Tue Jan 29 03:15:11 2008
There is this prof in our CS dept, Dr Brian Dean a MIT alumnus who takes this programming and problem solving seminar course. Its pretty interesting and incidentally last week he was speaking about parity. This is the nice question he had asked all of us to solve. Bessie and Clara (two cows, of course) are playing paintball in an M x N yard. Bessie starts at (bx, by) and Clara starts at (cx, cy) They take turns moving, with Bessie moving first. Each move, a cow must travel one step in a single direction: up, left,down, or right.

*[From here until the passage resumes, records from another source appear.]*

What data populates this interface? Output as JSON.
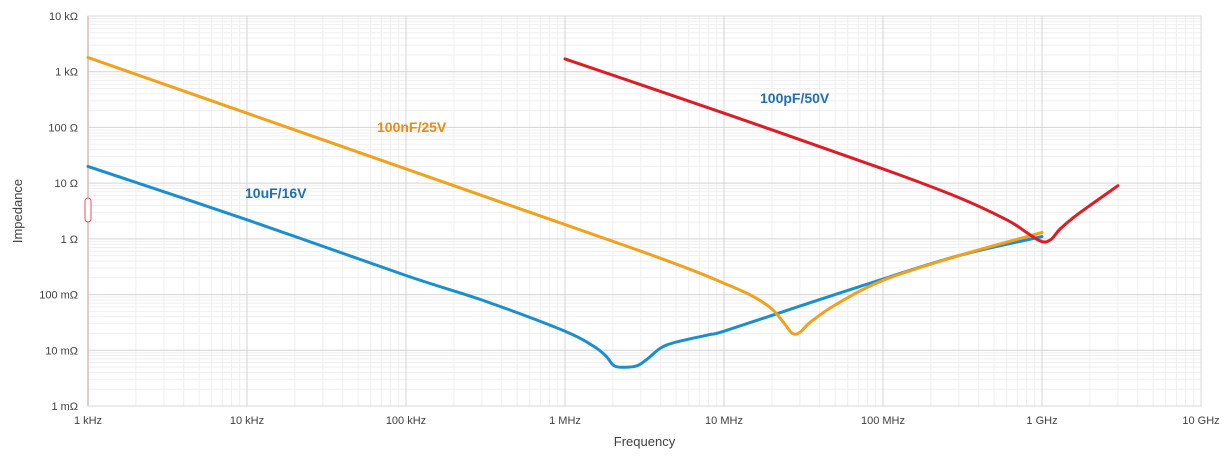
{
  "chart_data": {
    "type": "line",
    "title": "",
    "xlabel": "Frequency",
    "ylabel": "Impedance",
    "x_scale": "log",
    "y_scale": "log",
    "xlim_hz": [
      1000,
      10000000000
    ],
    "ylim_ohm": [
      0.001,
      10000
    ],
    "grid": true,
    "x_ticks": [
      {
        "value": 1000,
        "label": "1 kHz"
      },
      {
        "value": 10000,
        "label": "10 kHz"
      },
      {
        "value": 100000,
        "label": "100 kHz"
      },
      {
        "value": 1000000,
        "label": "1 MHz"
      },
      {
        "value": 10000000,
        "label": "10 MHz"
      },
      {
        "value": 100000000,
        "label": "100 MHz"
      },
      {
        "value": 1000000000,
        "label": "1 GHz"
      },
      {
        "value": 10000000000,
        "label": "10 GHz"
      }
    ],
    "y_ticks": [
      {
        "value": 0.001,
        "label": "1 mΩ"
      },
      {
        "value": 0.01,
        "label": "10 mΩ"
      },
      {
        "value": 0.1,
        "label": "100 mΩ"
      },
      {
        "value": 1,
        "label": "1 Ω"
      },
      {
        "value": 10,
        "label": "10 Ω"
      },
      {
        "value": 100,
        "label": "100 Ω"
      },
      {
        "value": 1000,
        "label": "1 kΩ"
      },
      {
        "value": 10000,
        "label": "10 kΩ"
      }
    ],
    "series": [
      {
        "name": "10uF/16V",
        "color": "#1a8fd0",
        "points": [
          [
            1000,
            20
          ],
          [
            10000,
            2.2
          ],
          [
            100000,
            0.22
          ],
          [
            300000,
            0.08
          ],
          [
            1000000,
            0.022
          ],
          [
            1500000,
            0.012
          ],
          [
            1800000,
            0.008
          ],
          [
            2000000,
            0.0055
          ],
          [
            2200000,
            0.005
          ],
          [
            2800000,
            0.0052
          ],
          [
            3300000,
            0.007
          ],
          [
            4000000,
            0.011
          ],
          [
            5000000,
            0.014
          ],
          [
            8000000,
            0.019
          ],
          [
            10000000,
            0.022
          ],
          [
            30000000,
            0.062
          ],
          [
            100000000,
            0.19
          ],
          [
            300000000,
            0.5
          ],
          [
            1000000000,
            1.1
          ]
        ]
      },
      {
        "name": "100nF/25V",
        "color": "#f5a01d",
        "points": [
          [
            1000,
            1800
          ],
          [
            10000,
            180
          ],
          [
            100000,
            18
          ],
          [
            1000000,
            1.8
          ],
          [
            3000000,
            0.6
          ],
          [
            6000000,
            0.29
          ],
          [
            10000000,
            0.16
          ],
          [
            15000000,
            0.095
          ],
          [
            20000000,
            0.055
          ],
          [
            24000000,
            0.03
          ],
          [
            27000000,
            0.02
          ],
          [
            30000000,
            0.021
          ],
          [
            35000000,
            0.032
          ],
          [
            50000000,
            0.065
          ],
          [
            100000000,
            0.18
          ],
          [
            300000000,
            0.5
          ],
          [
            1000000000,
            1.3
          ]
        ]
      },
      {
        "name": "100pF/50V",
        "color": "#e01b24",
        "points": [
          [
            1000000,
            1700
          ],
          [
            10000000,
            180
          ],
          [
            100000000,
            18
          ],
          [
            300000000,
            5.5
          ],
          [
            600000000,
            2.2
          ],
          [
            800000000,
            1.3
          ],
          [
            950000000,
            0.95
          ],
          [
            1050000000,
            0.88
          ],
          [
            1150000000,
            1.0
          ],
          [
            1300000000,
            1.5
          ],
          [
            1600000000,
            2.5
          ],
          [
            2200000000,
            4.8
          ],
          [
            3000000000,
            9
          ]
        ]
      }
    ]
  }
}
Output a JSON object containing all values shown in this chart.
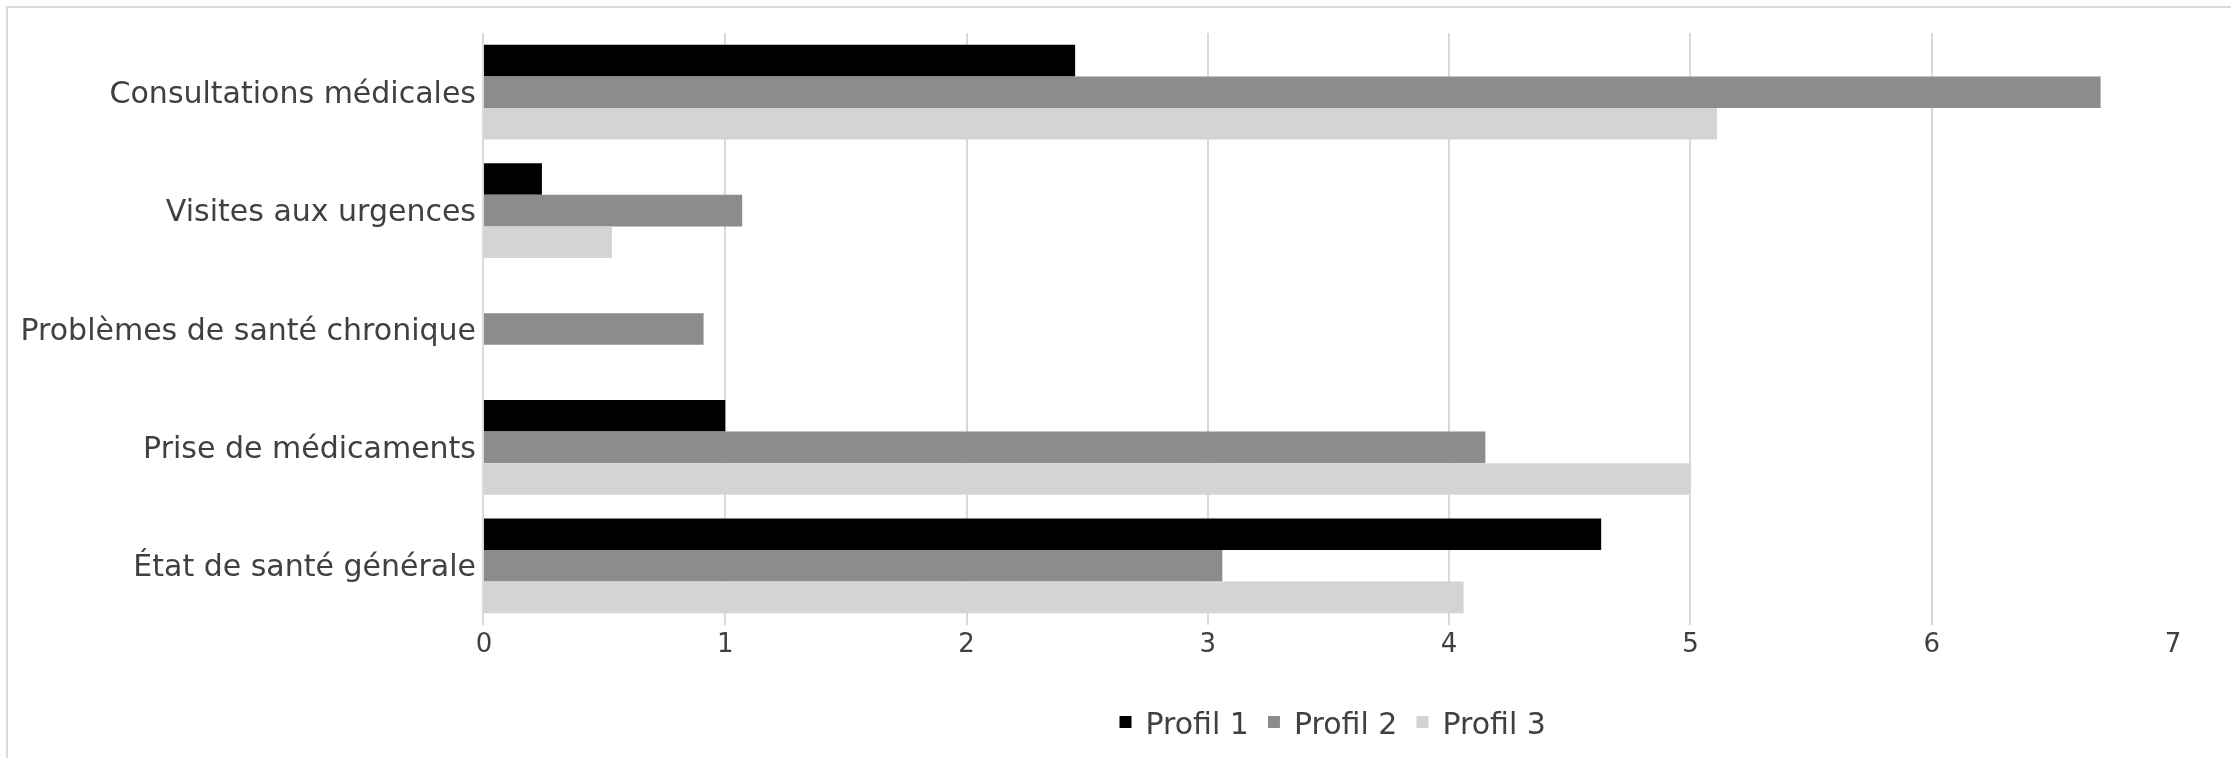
{
  "chart_data": {
    "type": "bar",
    "orientation": "horizontal",
    "categories": [
      "Consultations médicales",
      "Visites aux urgences",
      "Problèmes de santé chronique",
      "Prise de médicaments",
      "État de santé générale"
    ],
    "series": [
      {
        "name": "Profil 1",
        "color": "#000000",
        "values": [
          2.45,
          0.24,
          null,
          1.0,
          4.63
        ]
      },
      {
        "name": "Profil 2",
        "color": "#8c8c8c",
        "values": [
          6.7,
          1.07,
          0.91,
          4.15,
          3.06
        ]
      },
      {
        "name": "Profil 3",
        "color": "#d4d4d4",
        "values": [
          5.11,
          0.53,
          null,
          5.0,
          4.06
        ]
      }
    ],
    "xlim": [
      0,
      7
    ],
    "xticks": [
      0,
      1,
      2,
      3,
      4,
      5,
      6,
      7
    ],
    "grid": "x",
    "legend": "bottom"
  }
}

However, if this process carries the cow through the same x or y coordinate of the other cow, it loses (since the cows can only shoot along vertical or horizontal lines, (obviously). Cows can assume any integer-valued position in the yard from (0,0) up to (M, N). Given M and N (two integers ? 1000) and integers (cx, cy) as input, count the number of starting positions (bx, by) for Bessie (excluding those where bx=cx or by=cy) for which Bessie can guarantee that she will win the game. You can do it with programming or also one can more or less formulate an equation for any MxN field.
Tue Jan 29 03:39:15 2008
There is a short and sweet slides on parity, any one needs let me know.